Mrs. Davis, a Geometry and Algebra II teacher, says that she’s not aware of any instances of racism in her classroom, and Mr. Bednarski, a Pre-AP and AP World History teacher, agrees that it’s not a big problem in his classroom. “Occasionally comments are made,” he says. There is also stereotyping walking “pretty close to being racially insensitive,” but “anything which has caused disruption or interference? No.” As for how racism is handled in his classroom, Mr. Bednarski says he will “try to discuss [the incident] directly at the time and after class individually.” Mrs. Davis handles racism by not even allowing it to begin. Students basically offer the same consensus about teachers’ reactions to racism. “Teachers will usually scold the kid and make them feel bad or embarrassed,” Brazer says. Melina Minhas, however, thinks that “teachers are more laid back about it because they hear it every day, so it’s pretty normal.” One gray area of racism is jokes. Teenagers make jokes about different races all the time. Accent imitations are also popular. However, Ramos, Brazer, Davis, and Minhas all agree that sometimes the perpetrators of these jokes, “are just trying to attract attention from everybody,” says Minhas, rather than trying to be hurtful. Brazer says he makes a lot of jokes about
his own race, but he doesn’t actually mean any of them. However, he does add that “this contributes to racism because the people who believe the comments made while joking around then repeat what others say” but they aren’t joking. Brazer also says, “Adults will stop people who are being racist, but kids will laugh because they are afraid of being made fun of too.”
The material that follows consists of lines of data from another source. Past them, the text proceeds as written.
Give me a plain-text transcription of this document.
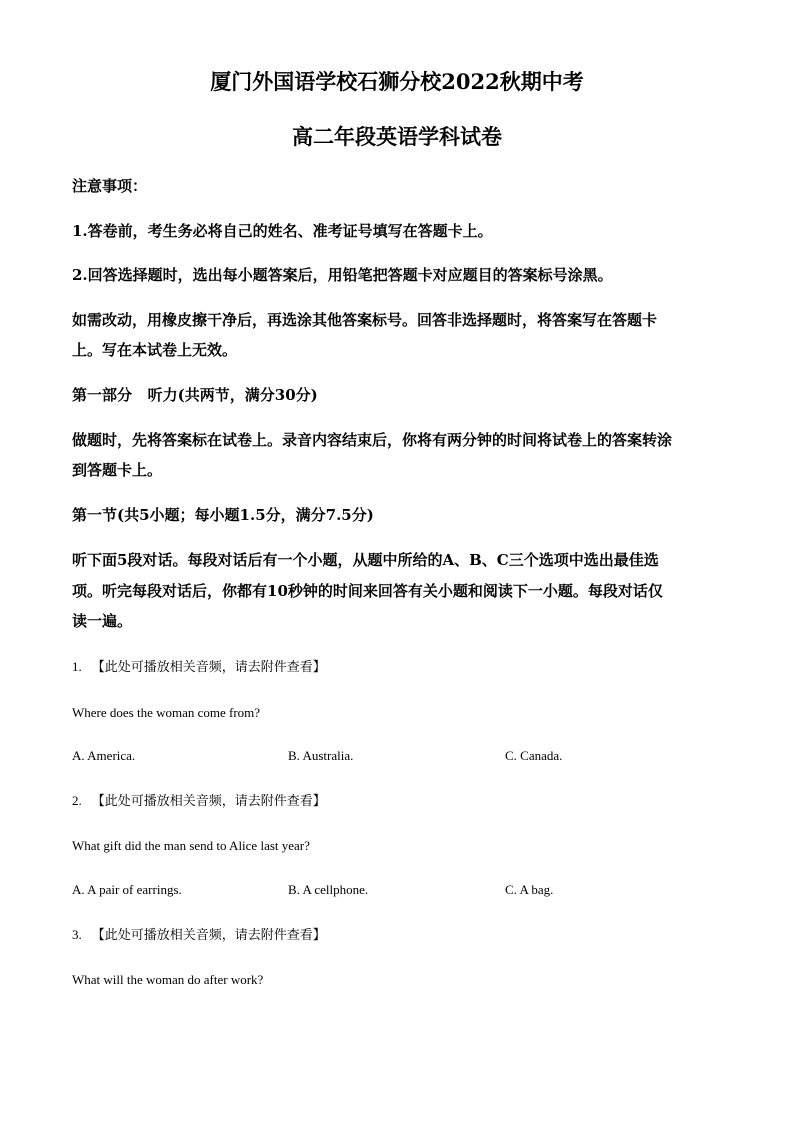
厦门外国语学校石狮分校2022秋期中考
高二年段英语学科试卷
注意事项：
1.答卷前，考生务必将自己的姓名、准考证号填写在答题卡上。
2.回答选择题时，选出每小题答案后，用铅笔把答题卡对应题目的答案标号涂黑。
如需改动，用橡皮擦干净后，再选涂其他答案标号。回答非选择题时，将答案写在答题卡
上。写在本试卷上无效。
第一部分   听力(共两节，满分30分)
做题时，先将答案标在试卷上。录音内容结束后，你将有两分钟的时间将试卷上的答案转涂
到答题卡上。
第一节(共5小题；每小题1.5分，满分7.5分)
听下面5段对话。每段对话后有一个小题，从题中所给的A、B、C三个选项中选出最佳选
项。听完每段对话后，你都有10秒钟的时间来回答有关小题和阅读下一小题。每段对话仅
读一遍。
1. 【此处可播放相关音频，请去附件查看】
Where does the woman come from?
A. America.	B. Australia.	C. Canada.
2. 【此处可播放相关音频，请去附件查看】
What gift did the man send to Alice last year?
A. A pair of earrings.	B. A cellphone.	C. A bag.
3. 【此处可播放相关音频，请去附件查看】
What will the woman do after work?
As Davis puts it, “[Students who make racist jokes] should know that what they say may not be hurtful to them, but it can be for another person. It contributes to real racism because it’s judging people by the color of their skin.” Racism has a long, checkered history. Martin Luther King Jr., Plessy v. Ferguson, and Brown v. Board of Education are all names associated with the fight against racism. Every day more changes are being made to the way racism is born, handled, and destroyed. When Mrs. Davis was in high school, racism was much more accepted. It was “just the way things were.” She lived in an area which was much less diverse than Loudoun County, so there was “less tolerance of different races.” Mr. Bednarski thinks racism today is very different from the racism of his high school years. “[There’s] increased tolerance and acceptance of diversity,” he says. Mr. Bednarski acknowledges that there are still racist people, but he thinks people “as a whole”
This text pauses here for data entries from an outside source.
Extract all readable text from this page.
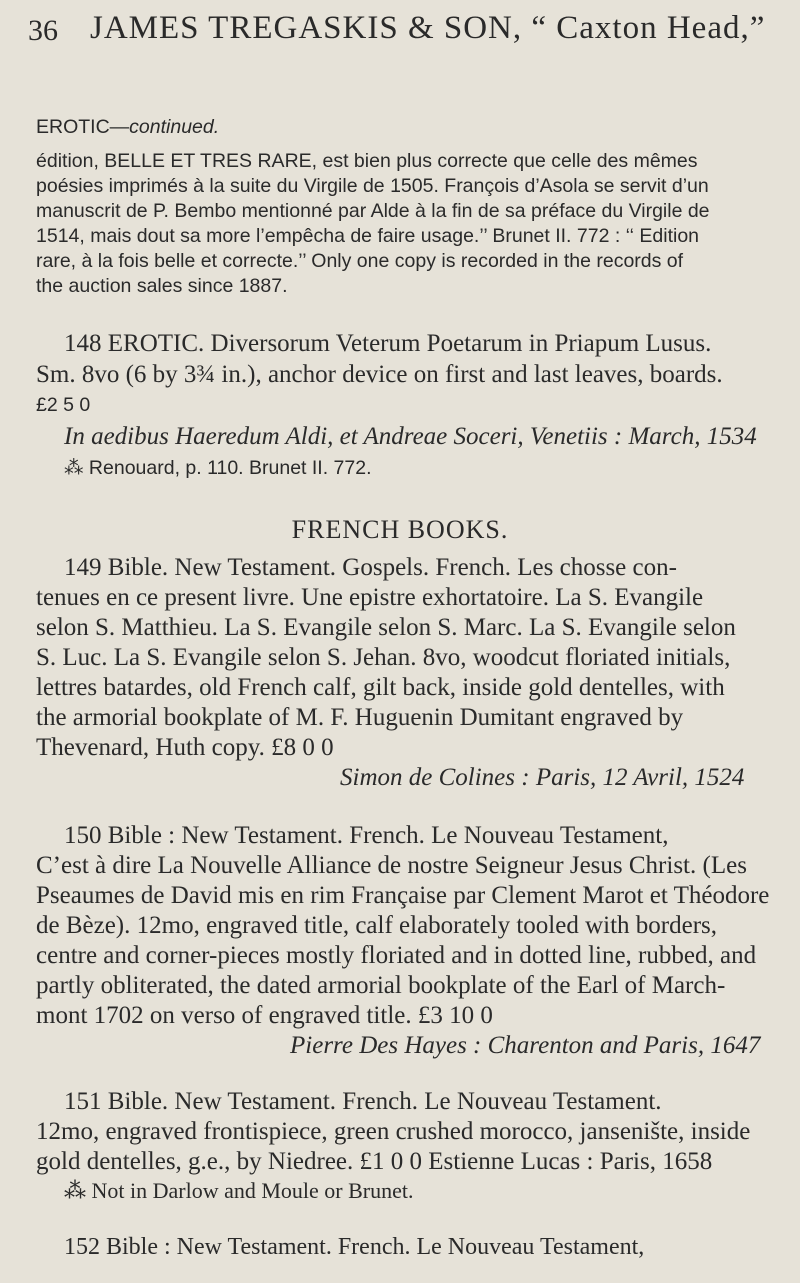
36 JAMES TREGASKIS & SON, “ Caxton Head,”
EROTIC—continued.
édition, BELLE ET TRES RARE, est bien plus correcte que celle des mêmes
poésies imprimés à la suite du Virgile de 1505. François d’Asola se servit d’un
manuscrit de P. Bembo mentionné par Alde à la fin de sa préface du Virgile de
1514, mais dout sa more l’empêcha de faire usage.’’ Brunet II. 772 : ‘‘ Edition
rare, à la fois belle et correcte.’’ Only one copy is recorded in the records of
the auction sales since 1887.
148 EROTIC. Diversorum Veterum Poetarum in Priapum Lusus.
Sm. 8vo (6 by 3¾ in.), anchor device on first and last leaves, boards.
£2 5 0
In aedibus Haeredum Aldi, et Andreae Soceri, Venetiis : March, 1534
⁂ Renouard, p. 110. Brunet II. 772.
FRENCH BOOKS.
149 Bible. New Testament. Gospels. French. Les chosse con-
tenues en ce present livre. Une epistre exhortatoire. La S. Evangile
selon S. Matthieu. La S. Evangile selon S. Marc. La S. Evangile selon
S. Luc. La S. Evangile selon S. Jehan. 8vo, woodcut floriated initials,
lettres batardes, old French calf, gilt back, inside gold dentelles, with
the armorial bookplate of M. F. Huguenin Dumitant engraved by
Thevenard, Huth copy. £8 0 0
Simon de Colines : Paris, 12 Avril, 1524
150 Bible : New Testament. French. Le Nouveau Testament,
C’est à dire La Nouvelle Alliance de nostre Seigneur Jesus Christ. (Les
Pseaumes de David mis en rim Française par Clement Marot et Théodore
de Bèze). 12mo, engraved title, calf elaborately tooled with borders,
centre and corner-pieces mostly floriated and in dotted line, rubbed, and
partly obliterated, the dated armorial bookplate of the Earl of March-
mont 1702 on verso of engraved title. £3 10 0
Pierre Des Hayes : Charenton and Paris, 1647
151 Bible. New Testament. French. Le Nouveau Testament.
12mo, engraved frontispiece, green crushed morocco, jansenište, inside
gold dentelles, g.e., by Niedree. £1 0 0 Estienne Lucas : Paris, 1658
⁂ Not in Darlow and Moule or Brunet.
152 Bible : New Testament. French. Le Nouveau Testament,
tolerance has “increased across the board.” Now that the effects of racism have been observed, it’s time to look at ways to overcome racism once and for all. In schools specifically, Brielle Davis thinks a good way to help control racism would be to “make it a point to punish kids who make racist jokes.” Minhas agrees, saying, “I would definitely have teachers give the students punishments for racist jokes right on the spot, because the more you wait to give the punishment, the more the student will think that racism is not that big of a deal.” Sam Brazer’s change would be to educate students about the effects of racism. As for racism’s decline in not only schools, but all other aspects of life, it seems there is a glimmer of hope. It’s easy to see that racism has already started to wither a bit since Mr. Bednarski’s and Mrs. Davis’ high school days. With all the programs working to fight racism, by the time Tuscarora’s current students reach adulthood, racism may be gone for good. As for each student individually, there are many ways to help stop racism. Think before you speak, try not to judge someone before you know them, and, of course, no more racist jokes.